Ainsi, nous trouvons des traces de l'empire américain un peu partout dans la société Panaméenne. En stop nous parvenons dans un quartier riche de la ville qui n'est rien d'autre que l'ancienne zone américaine. On se croirait à Beverly Hills, grosses maisons avec pelouse bien tondues, SUV dans les garages, pas un chat dans les rues...de hautes barrières de protection...pas de trottoir pour éviter les rôdeurs inconnus. Surréaliste, ceux qui vivent ici sont pour la plupart des américains qui travaillent encore pour le canal où ont pris leur retraite. Nous profitons de ce luxe et nous faisons inviter par deux restaurants à sushis puis nous suivons notre route à la recherche de la maison de Benny, un ami du réseau CouchSurfing qui vit dans une maison de bois près du parc et nous fait l'honneur de nous recevoir. Merci à Couchsurfing, LE réseau internet par excellence pour se connecter à d'autres personnes tout autour du globe.

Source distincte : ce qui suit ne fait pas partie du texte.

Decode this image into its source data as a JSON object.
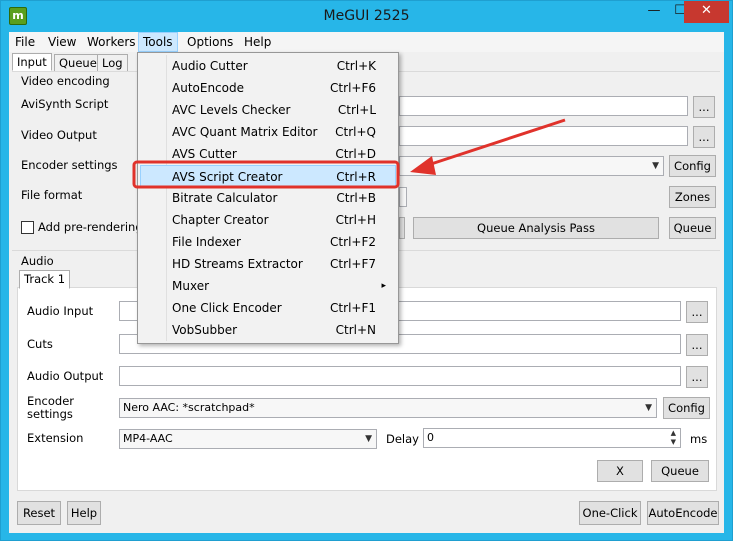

Benny est génial, il nous accueille avec un grand et honnête rire. Il est impressionné par notre voyage et il est plus qu'heureux de partager sa maison avec nous. Pas de lit, juste quelques planches de bois...idéal pour le dos et les lever tôt! Nous passons 5 jours à Panama City pour se reposer un peu, profiter d'internet et découvrir le vieux centre. Ici aussi, il y a un "casco viejo" qui a été construit par les français à la fin du 20eme siècle...la différence avec le centre de Carthagène est frappante. Les maisons sont en ruines...à l'abandon...une ville fantôme où seules quelques âmes s'aventurent le jour. Nous comprenons très vite que la ville est en plein transformation. Les investisseurs ont racheté les maisons du vieux centre pour les réhabilités et convertir l'endroit en un centre touristique de haute gamme. Ils ont évacués à coup de dollars sanglants les couches populaires qui vivaient dans cette zone. Maintenant les prix montent et il n'y a que les plus riches qui peuvent se permettre de racheter ces immeubles...et les spéculateurs. Résultat, une ambiance de cimetière, les rues sont vides, pas d'animation...les gens de ces quartiers ont été renvoyés dans les bas quartiers populaires dits dangereux qui entourent le vieux centre. En face, de l'autre côté de la baie, les hautes tours du "business center" s'élèvent noires dans le ciel...on se croirait à Miami. Les contrastes sont frappants et clairs. Les restaurants de luxe qui se sont installés dans le vieux centre ne sont visités que par les riches négociants qui viennent en taxi pour éviter les zones à risques. Les pauvres sont mis à l'écart et les riches s'enrichissent grâce au Canal. Un tourisme peu équitable est en train de se construire sur les épaules des masses populaires de la ville. Nous en profitons toutefois pas mal, recyclant dans les restaurants à haut standing et s'impreignant un peu du contraste qui règne aux abords du centre. Là, les rues sont pleines à craquer avec pas mal de gens qui dorment dans les rues, beaucoup d'alcooliques...L'ambiance est définitivement étrange. Nous trouvons une école qui accepte de nous recevoir pour que nous puissions partager notre aventure avec les élèves. Ils ont entre 11 et 15 ans et sont très intéressés par notre histoire et nous assaillent de questions.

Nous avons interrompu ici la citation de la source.